Mr. Temporal noted that the main benefit of privatization is that MPIC would be able “to pursue a more aggressive strategy which would prop up the company’s long-term growth that would necessitate greater flexibility.”

“The growing aggressiveness is quite evident from its recent acquisitions, stakes in Axelum Resources Corp. and SP New Energy Corp., among others, as the company aims to further diversify its portfolio outside infrastructure, betting on agriculture and renewables,” Mr. Temporal said.

By going private, Mr. Arce noted MPIC management would have greater control of the company’s direction without answering public shareholders.

“Public companies are often under pressure to deliver short-term results to meet quarterly earnings expectations. By going private, MPIC could take a longer-term view and make strategic investments without worrying about how they might impact quarterly earnings,” Mr. Arce said.

However, the delisting could also have negative implications for the PSE and the investing public, said Mr. Arce.

“Minority shareholders who decide to sell their shares would have to accept the tender offer made by the major stockholders, which may not necessarily be the best value for their investments. This could result in decreased liquidity for the company’s shares and reduce transparency for investors,” he said.

“The delisting of a major company like MPIC could also have implications for the PSE as it could affect investor confidence in the exchange and the country’s overall investment climate,” he added.

MPIC sought a voluntary trading suspension on Thursday. MPIC shares closed at P4.26 on Wednesday.

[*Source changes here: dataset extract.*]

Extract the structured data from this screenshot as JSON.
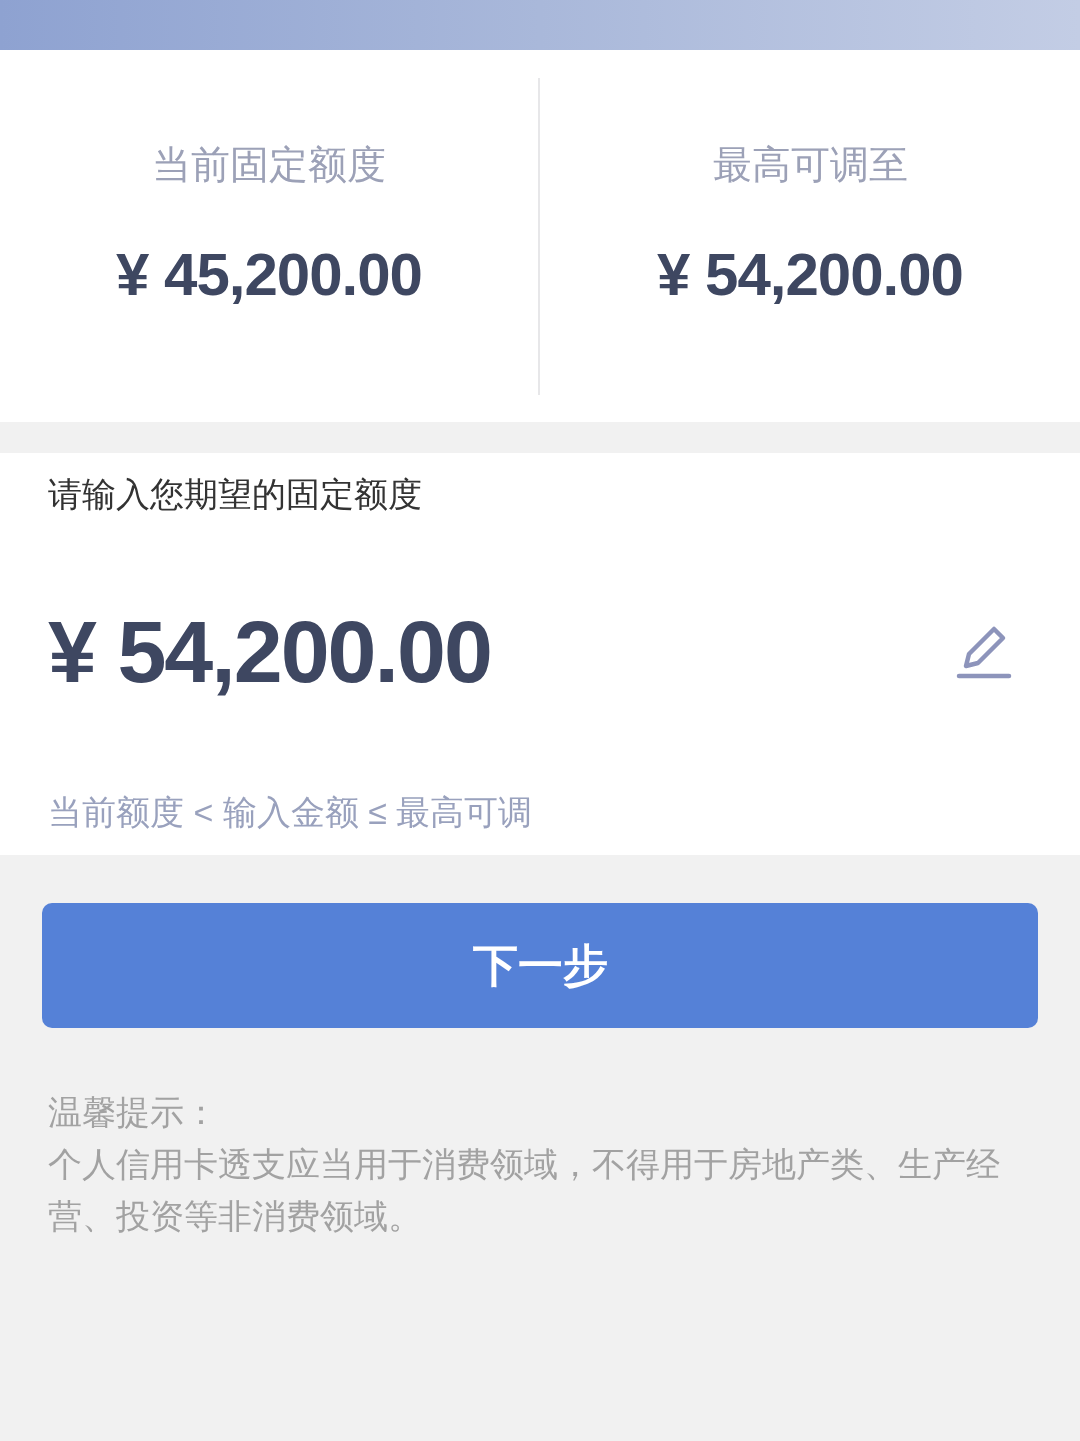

MPIC is an infrastructure investment company with holdings in Manila Electric Co., Metro Pacific Tollways Corp., Maynilad Water Services, Inc., and Metro Pacific Health Corp., among others.

MPIC is one of three key Philippine units of First Pacific, the others being Philex Mining Corp. and PLDT Inc.

Hastings Holdings, Inc., a unit of PLDT Beneficial Trust Fund subsidiary MediaQuest Holdings, Inc., has a majority stake in BusinessWorld through the Philippine Star Group, which it controls.